— Вы создали образ чекиста по своему образу и подобию. Он неверен.
— Дело не в типе чекиста, дело в положении человека, который приговорен к казни без указания срока. Представьте его состояние.
— Я попробую. Это трудно представить.
— Вы не отвечаете на мой вопрос?
— Да, потому что в нашем с вами положении задаю вопросы я, а отвечать на них должны вы. Кроме того, я и есть Шлегель, это моя фамилия.
— Вы живы?
— Как видите.
Пауза. Шлегель изучает карту.
— Какова точка зрения БРП на рабочий вопрос в Советском Союзе?
— Не знаю.
— На профессиональное движение?
— Понятия не имею.
— Вы шли убивать?
— Казнить.
— Нисколько не задумываясь, зачем вы это делаете?
— Да. То есть нет, я знал.
— И были согласны?
— Да.
— Вы получаете сдельно?
— Да, но это не имеет значения. Я патриот своей родины, великой и свободной России.
— В момент революции вам было тринадцать лет, что вы успели сделать для родины и что она — для вас?
— Я дворянин.
— Точнее.
— Я сын коронного чиновника.
— Точнее, пожалуйста.
— Я сын большого государственного человека.
— Точнее.
— Я не намерен рассказывать своей биографии.
— Ваш отец казнен революцией?
— Нет.
— Из ваших родных кто-нибудь казнен революцией?
— Никто.
— К какой партии принадлежал ваш отец?
— Не помню.
— А мать?
— Не помню.
— Она жива?
— Не имеет значения.
Пауза.
— Когда молодого пария, как вы, который ничего толком не знает, посылают на ответственное дело — очевидно, у него есть какие-то особые достоинства, помимо наивности и невежества. Как вы думаете?
— Да, наверно так.
— А какие, по вашему мнению?
— Не мне говорить о себе.
— Это я могу сделать, правда?
Шлегель последний раз бросает взгляд на разостланную перед ним карту.

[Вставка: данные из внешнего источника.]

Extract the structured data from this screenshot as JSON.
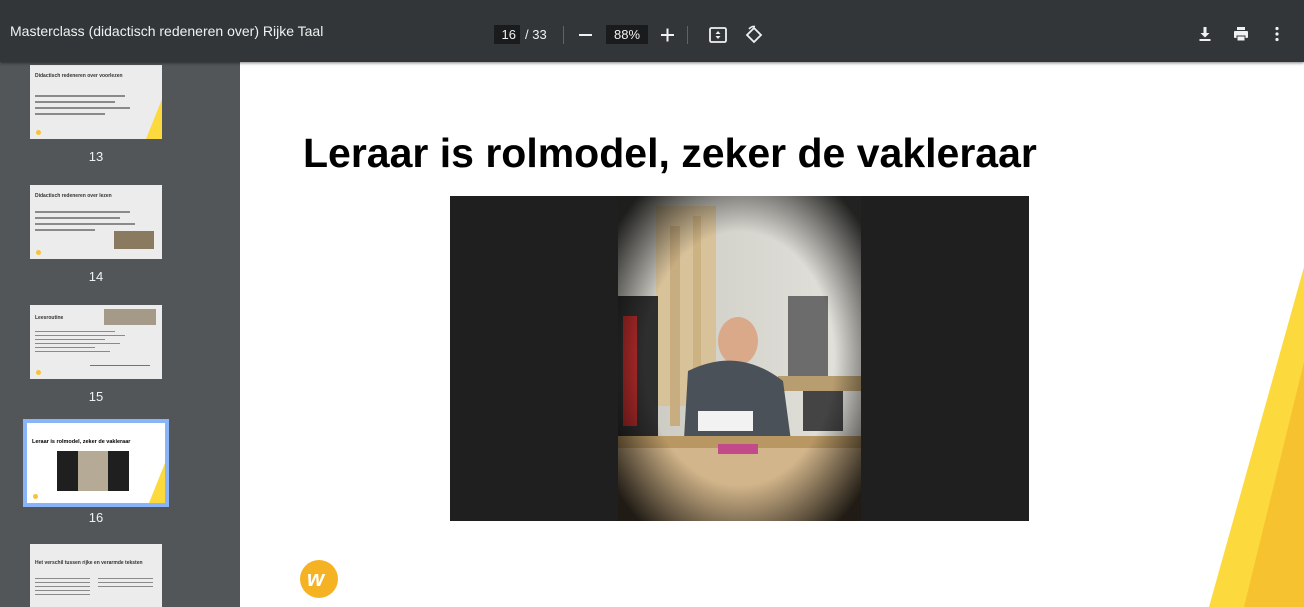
{
  "toolbar": {
    "title": "Masterclass (didactisch redeneren over) Rijke Taal",
    "current_page": "16",
    "total_pages": "/ 33",
    "zoom": "88%",
    "zoom_out_icon": "minus-icon",
    "zoom_in_icon": "plus-icon",
    "fit_icon": "fit-to-page-icon",
    "rotate_icon": "rotate-icon",
    "download_icon": "download-icon",
    "print_icon": "print-icon",
    "menu_icon": "more-vert-icon",
    "colors": {
      "bar": "#323639",
      "sidebar": "#525659",
      "selection": "#8ab4f8",
      "accent": "#fcd93d"
    }
  },
  "sidebar": {
    "thumbnails": [
      {
        "page": "13",
        "title": "Didactisch redeneren over voorlezen"
      },
      {
        "page": "14",
        "title": "Didactisch redeneren over lezen"
      },
      {
        "page": "15",
        "title": "Leesroutine"
      },
      {
        "page": "16",
        "title": "Leraar is rolmodel, zeker de vakleraar",
        "selected": true
      },
      {
        "page": "",
        "title": "Het verschil tussen rijke en verarmde teksten"
      }
    ]
  },
  "slide": {
    "title": "Leraar is rolmodel, zeker de vakleraar",
    "image_description": "man-reading-at-workbench",
    "logo_icon": "brand-logo-icon"
  }
}
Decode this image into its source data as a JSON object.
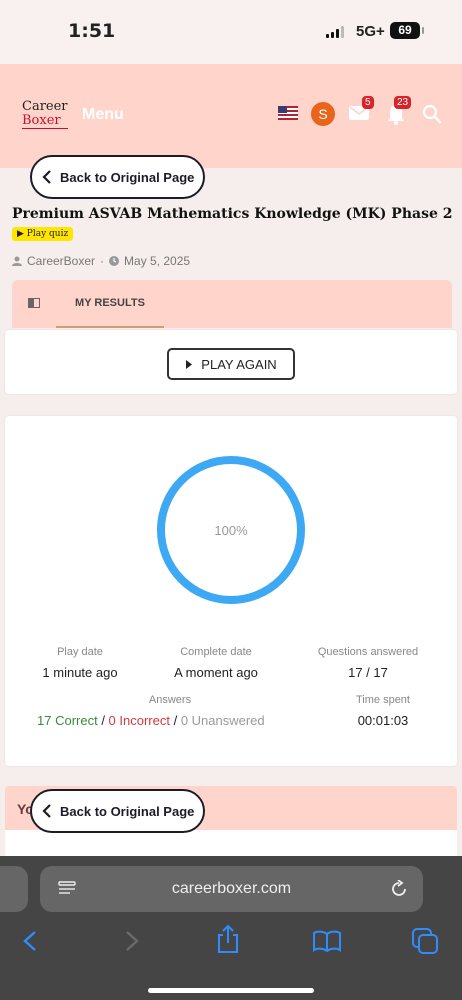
{
  "status_bar": {
    "time": "1:51",
    "network": "5G+",
    "battery": "69"
  },
  "header": {
    "logo_top": "Career",
    "logo_bottom": "Boxer",
    "menu_label": "Menu",
    "avatar_letter": "S",
    "mail_badge": "5",
    "notification_badge": "23"
  },
  "back_button_label": "Back to Original Page",
  "quiz": {
    "title": "Premium ASVAB Mathematics Knowledge (MK) Phase 2",
    "tag": "Play quiz",
    "author": "CareerBoxer",
    "date": "May 5, 2025"
  },
  "tabs": {
    "results_label": "MY RESULTS"
  },
  "actions": {
    "play_again_label": "PLAY AGAIN"
  },
  "results": {
    "score_text": "100%",
    "score_fraction": 1.0,
    "play_date_label": "Play date",
    "play_date_value": "1 minute ago",
    "complete_date_label": "Complete date",
    "complete_date_value": "A moment ago",
    "questions_label": "Questions answered",
    "questions_value": "17 / 17",
    "answers_label": "Answers",
    "correct_text": "17 Correct",
    "incorrect_text": "0 Incorrect",
    "unanswered_text": "0 Unanswered",
    "separator": " / ",
    "time_spent_label": "Time spent",
    "time_spent_value": "00:01:03"
  },
  "next_section_partial": "Yo",
  "browser": {
    "url": "careerboxer.com"
  },
  "colors": {
    "header_bg": "#ffd5cb",
    "ring": "#3da9f4",
    "correct": "#3a8a3a",
    "incorrect": "#d2393e",
    "unanswered": "#9a9a9a",
    "avatar": "#e8641b"
  }
}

— Очень грубая работа, — говорит он. — Человек, никогда не бывавший в этих местах, сроду не рискнул бы итти по такой шпаргалке. И моста этого нет, и шоссе не туда. На память составляли?
Проходчик молчит.
— Почему вы не пишете больше стихов? — спрашивает Шлегель.
Пауза. Пауза. Очень хорошая пауза.
— Я никогда не писал стихов.
— Разве? Точнее, пожалуйста.
Память, работавшая с невероятной стремительностью, тотчас развернула маленькое воспоминание. Месяца два назад Шлегель обратил внимание на заметку из Кореи в харбинском белогвардейском журнале. Сразу бросалось в глаза, что писал ее неудачный поэт, владевший языком ходульно приподнятой прозы. Неудачные поэты всегда стараются и прозу писать, как стихи. Шлегель сам когда-то сочинял, и ему было видно, что поэт, внимательно читавший Маяковского, отразил его влияние в своем языке. Шлегель тогда подумал, что этот лектор из Кореи — в недавнем прошлом советский подданный. Такие странные выводы являются почти сами собой в сознании, натренированном на сближении самых противоположных ассоциаций. Что-то было в языке этого лектора из Кореи такое, чего не было в языке старых белогвардейцев, — пожалуй, как это ни странно, — следы какого-то неясного благородства вместе с большой свободой. На язык старых белогвардейцев Маяковский никогда не оказывал влияния.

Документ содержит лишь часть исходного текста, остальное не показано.